Alternatively, instead of closure, taxpayers can opt to pay a fine equivalent to 5% of their operational income of the previous month. DIAN plans to further increase such audits and inspections throughout the year.
Poland delays E-invoicing mandate
Excerpts from various sources
Initially planned for July 2024, the Polish e-invoicing system (KSeF) has been postponed due to problems in the system’s code, functionality and efficiency. The new implementation schedule for E-invoicing has been released as below:
- Mandatory from 1 February 2026 for entrepreneurs whose sales value (including the tax amount) exceeded PLN 200 million in 2025.
- For the rest of the entrepreneurs, it will be mandatory from 1 April 2026.
Romania expands E-invoicing mandate to include B2C transactions
Excerpts from various sources
The Romanian Ministry of Finance issued Urgent Ordinance 69/2024 on 21 June 2024 to include an e-invoicing mandate for business-to-consumer (B2C) transactions.
From January 2025, businesses must mandatorily use the RO e-invoicing system for B2C transactions. However, voluntary adoption began on 1 July 2024. The Ordinance further emphasizes the timely submission of invoices to the RO e-invoicing system within five days of issuance.
Exceptions apply to certain entities with implementation deadlines extended to 1 July 2025.

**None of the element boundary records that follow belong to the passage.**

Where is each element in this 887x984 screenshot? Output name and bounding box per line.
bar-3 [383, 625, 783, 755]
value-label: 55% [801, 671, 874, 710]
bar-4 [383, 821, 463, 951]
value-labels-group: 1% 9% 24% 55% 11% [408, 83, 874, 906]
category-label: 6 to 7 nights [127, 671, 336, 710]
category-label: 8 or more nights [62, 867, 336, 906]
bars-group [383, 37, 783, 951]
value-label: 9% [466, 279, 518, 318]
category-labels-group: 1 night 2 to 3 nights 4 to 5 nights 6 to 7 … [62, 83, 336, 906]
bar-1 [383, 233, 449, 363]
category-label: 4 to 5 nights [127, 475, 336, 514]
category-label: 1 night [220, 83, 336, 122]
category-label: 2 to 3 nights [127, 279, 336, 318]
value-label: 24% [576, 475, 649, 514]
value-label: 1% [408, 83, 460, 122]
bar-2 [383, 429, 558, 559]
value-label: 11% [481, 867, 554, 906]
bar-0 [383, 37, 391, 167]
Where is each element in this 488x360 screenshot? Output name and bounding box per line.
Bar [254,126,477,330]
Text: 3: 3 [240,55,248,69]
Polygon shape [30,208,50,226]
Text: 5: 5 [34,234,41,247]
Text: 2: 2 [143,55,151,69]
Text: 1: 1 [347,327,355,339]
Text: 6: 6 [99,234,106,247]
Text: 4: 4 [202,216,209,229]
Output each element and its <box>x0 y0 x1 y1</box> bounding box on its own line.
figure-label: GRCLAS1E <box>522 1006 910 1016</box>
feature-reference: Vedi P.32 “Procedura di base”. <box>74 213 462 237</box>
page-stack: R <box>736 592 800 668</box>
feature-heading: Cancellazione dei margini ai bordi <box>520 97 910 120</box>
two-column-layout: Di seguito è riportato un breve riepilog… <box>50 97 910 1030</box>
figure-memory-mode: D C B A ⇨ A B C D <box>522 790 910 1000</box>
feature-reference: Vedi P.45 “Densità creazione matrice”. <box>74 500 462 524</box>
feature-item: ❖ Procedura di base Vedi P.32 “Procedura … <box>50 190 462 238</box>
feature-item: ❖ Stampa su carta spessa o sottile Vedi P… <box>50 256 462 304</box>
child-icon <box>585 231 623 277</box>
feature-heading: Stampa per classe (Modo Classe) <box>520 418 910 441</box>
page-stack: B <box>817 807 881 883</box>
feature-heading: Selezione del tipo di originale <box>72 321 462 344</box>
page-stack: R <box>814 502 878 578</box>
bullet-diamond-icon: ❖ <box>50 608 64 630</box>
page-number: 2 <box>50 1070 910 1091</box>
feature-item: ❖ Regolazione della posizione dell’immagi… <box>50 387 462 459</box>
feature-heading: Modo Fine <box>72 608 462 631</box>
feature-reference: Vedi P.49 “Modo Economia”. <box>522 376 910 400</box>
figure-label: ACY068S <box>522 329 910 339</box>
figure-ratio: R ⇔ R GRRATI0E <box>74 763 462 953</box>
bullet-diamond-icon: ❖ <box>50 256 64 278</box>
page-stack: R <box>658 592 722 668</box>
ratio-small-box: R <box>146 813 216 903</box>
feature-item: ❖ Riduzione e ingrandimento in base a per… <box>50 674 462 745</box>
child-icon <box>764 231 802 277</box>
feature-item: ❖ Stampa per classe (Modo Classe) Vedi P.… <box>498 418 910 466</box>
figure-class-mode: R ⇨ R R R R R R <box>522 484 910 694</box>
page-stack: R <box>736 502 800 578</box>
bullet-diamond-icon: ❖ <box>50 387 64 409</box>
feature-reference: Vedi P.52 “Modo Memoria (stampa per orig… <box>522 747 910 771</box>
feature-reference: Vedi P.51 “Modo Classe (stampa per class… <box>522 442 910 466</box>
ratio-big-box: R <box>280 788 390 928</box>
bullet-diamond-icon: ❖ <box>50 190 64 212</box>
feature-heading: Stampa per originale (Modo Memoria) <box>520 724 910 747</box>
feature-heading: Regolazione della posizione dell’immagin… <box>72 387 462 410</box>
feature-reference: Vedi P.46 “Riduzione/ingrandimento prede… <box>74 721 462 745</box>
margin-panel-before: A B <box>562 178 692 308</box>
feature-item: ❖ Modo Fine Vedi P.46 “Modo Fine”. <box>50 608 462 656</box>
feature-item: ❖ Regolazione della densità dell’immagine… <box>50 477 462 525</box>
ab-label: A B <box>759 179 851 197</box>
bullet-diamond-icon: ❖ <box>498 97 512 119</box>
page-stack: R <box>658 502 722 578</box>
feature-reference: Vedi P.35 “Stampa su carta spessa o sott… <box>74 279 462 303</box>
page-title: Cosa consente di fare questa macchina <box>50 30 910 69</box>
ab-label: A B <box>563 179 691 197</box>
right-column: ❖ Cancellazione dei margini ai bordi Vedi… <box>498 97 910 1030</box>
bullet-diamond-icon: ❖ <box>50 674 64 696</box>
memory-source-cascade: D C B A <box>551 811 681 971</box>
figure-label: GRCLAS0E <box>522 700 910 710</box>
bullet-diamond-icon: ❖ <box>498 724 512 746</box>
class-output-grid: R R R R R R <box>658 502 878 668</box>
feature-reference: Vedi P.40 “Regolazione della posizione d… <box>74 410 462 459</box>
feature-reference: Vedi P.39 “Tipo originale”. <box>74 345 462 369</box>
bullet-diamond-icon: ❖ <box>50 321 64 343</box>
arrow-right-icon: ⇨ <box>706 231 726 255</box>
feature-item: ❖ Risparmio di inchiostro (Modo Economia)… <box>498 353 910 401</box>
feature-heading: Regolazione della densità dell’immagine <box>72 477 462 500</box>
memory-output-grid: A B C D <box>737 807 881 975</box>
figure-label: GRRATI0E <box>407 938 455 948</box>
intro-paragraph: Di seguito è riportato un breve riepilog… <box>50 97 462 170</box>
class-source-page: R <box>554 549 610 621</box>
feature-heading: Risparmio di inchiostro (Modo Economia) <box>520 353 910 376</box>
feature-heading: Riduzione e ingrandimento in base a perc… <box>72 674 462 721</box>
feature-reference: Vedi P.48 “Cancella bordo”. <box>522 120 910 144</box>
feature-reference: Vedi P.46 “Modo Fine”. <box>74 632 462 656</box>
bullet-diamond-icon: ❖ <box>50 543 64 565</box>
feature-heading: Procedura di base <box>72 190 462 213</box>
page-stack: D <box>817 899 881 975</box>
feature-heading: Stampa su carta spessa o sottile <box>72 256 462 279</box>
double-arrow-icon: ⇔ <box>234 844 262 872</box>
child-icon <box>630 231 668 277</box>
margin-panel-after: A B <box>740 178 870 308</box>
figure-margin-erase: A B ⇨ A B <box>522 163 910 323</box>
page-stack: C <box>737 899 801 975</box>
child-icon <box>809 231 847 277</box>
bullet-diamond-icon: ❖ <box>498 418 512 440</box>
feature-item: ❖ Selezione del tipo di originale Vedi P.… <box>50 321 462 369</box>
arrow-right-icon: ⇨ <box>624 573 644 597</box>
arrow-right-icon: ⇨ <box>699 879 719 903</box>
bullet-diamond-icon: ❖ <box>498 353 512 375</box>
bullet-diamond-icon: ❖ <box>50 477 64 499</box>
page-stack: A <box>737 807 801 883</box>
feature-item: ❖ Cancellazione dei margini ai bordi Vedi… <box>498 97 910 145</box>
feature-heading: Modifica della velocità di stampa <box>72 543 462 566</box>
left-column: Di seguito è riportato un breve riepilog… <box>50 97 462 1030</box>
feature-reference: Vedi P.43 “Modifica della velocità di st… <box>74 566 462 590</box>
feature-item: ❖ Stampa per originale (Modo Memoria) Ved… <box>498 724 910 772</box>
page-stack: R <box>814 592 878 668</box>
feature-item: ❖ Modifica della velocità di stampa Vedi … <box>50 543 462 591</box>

AG Capeta clarifies VAT treatment of EV charging through cards/apps
Excerpts from various sources
In April 2024, the Advocate General (AG) Capeta of the Court of Justice of the European Union (CJEU) issued her opinion in a case involving the VAT treatment of the supply of electricity between Charging Point Operator (CPO), the e-Mobility Service Provider (e-MSP) and the electric vehicle (EV) driver.
The AG’s opinion suggests that the provision of a card and an authentication app, which allow users to charge their EVs, should be considered a supply of goods under the commissionaire model. According to her, the provision of a card or app can be interpreted as an implicit instruction to e-MSP to purchase a specific quantity of electricity, and the supply of electricity in the transaction between the CPO and e-MSP is not different from that in the transaction between e-MSP and the EV driver. Accordingly, both supplies are subject to VAT.
It may be pertinent to note that CJEU had already ruled in 2023 that the charging of a vehicle must be considered a supply of goods consisting of the supply of electricity.